Ce film est à mon sens l'un de ceux qui caractérise le mieux la "magie" des studios Disney. Une magie qui ne se situe pas forcément dans le féerique ou le "les enfants nous adorent on est merveilleux", mais une magie d'animation de dessins et de choix artistiques.
Bambi n'est pas un simple dessin animé, c'est une oeuvre à part entière d'une dimension picturale exceptionnelle. Une réelle suite de tableaux en mouvement, tendant parfois vers l'expressionnisme, passant de la douceur au brutal au rythme des violons et des cuivres. Bambi gère avec une habileté touchant au génie pur (merci à Milt Kahl, un des plus grands artistes animateur de tous les temps) une animation qui grave dans chaque geste tracé la marque d'une sensibilité artistique exceptionnelle et une capacité d'observation purement virtuose.

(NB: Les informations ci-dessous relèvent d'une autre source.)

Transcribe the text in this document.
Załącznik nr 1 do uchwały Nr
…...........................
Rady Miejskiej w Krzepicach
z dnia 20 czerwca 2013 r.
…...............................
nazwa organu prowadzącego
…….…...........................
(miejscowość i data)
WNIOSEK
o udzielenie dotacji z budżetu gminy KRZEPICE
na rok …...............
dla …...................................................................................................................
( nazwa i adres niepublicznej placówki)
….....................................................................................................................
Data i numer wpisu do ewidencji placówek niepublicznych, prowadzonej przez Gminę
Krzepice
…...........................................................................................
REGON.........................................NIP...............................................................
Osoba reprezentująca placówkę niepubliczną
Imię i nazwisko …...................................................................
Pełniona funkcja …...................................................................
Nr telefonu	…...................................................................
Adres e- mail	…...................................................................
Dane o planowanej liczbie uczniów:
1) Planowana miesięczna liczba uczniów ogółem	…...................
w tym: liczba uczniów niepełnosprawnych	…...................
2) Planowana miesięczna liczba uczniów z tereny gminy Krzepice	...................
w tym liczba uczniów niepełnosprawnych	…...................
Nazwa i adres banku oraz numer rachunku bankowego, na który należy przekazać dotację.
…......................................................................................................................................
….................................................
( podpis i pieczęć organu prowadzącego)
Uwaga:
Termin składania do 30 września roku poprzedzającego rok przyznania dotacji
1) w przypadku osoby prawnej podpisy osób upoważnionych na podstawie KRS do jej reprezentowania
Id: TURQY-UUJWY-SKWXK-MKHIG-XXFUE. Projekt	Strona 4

Bambi n'est pas qu'un simple dessin animé, et ce n'est pas non plus un Disney parmi tant d'autres. C'est une petite perle qui ne laisse jamais vraiment indifférent, dans quelque sens que ce soit. Un petit joyaux qui en 1h10 à peine renferme la sensibilité et le génie d'observation et de mise en scène de quelques hommes ayant passé tant d'heures à observer ce que l'on sait tous être un faon, un lapin ou un hibou pour tracer d'une poignée de lignes quelque chose qu'on pourrait appeler l'essence de chaque instant, ou même bout d'instant, chaque éclat de vie représenté. Tracé avec une émouvante justesse. Et la réussite est plus qu'incroyable car vie il y a réellement dans ces dessins.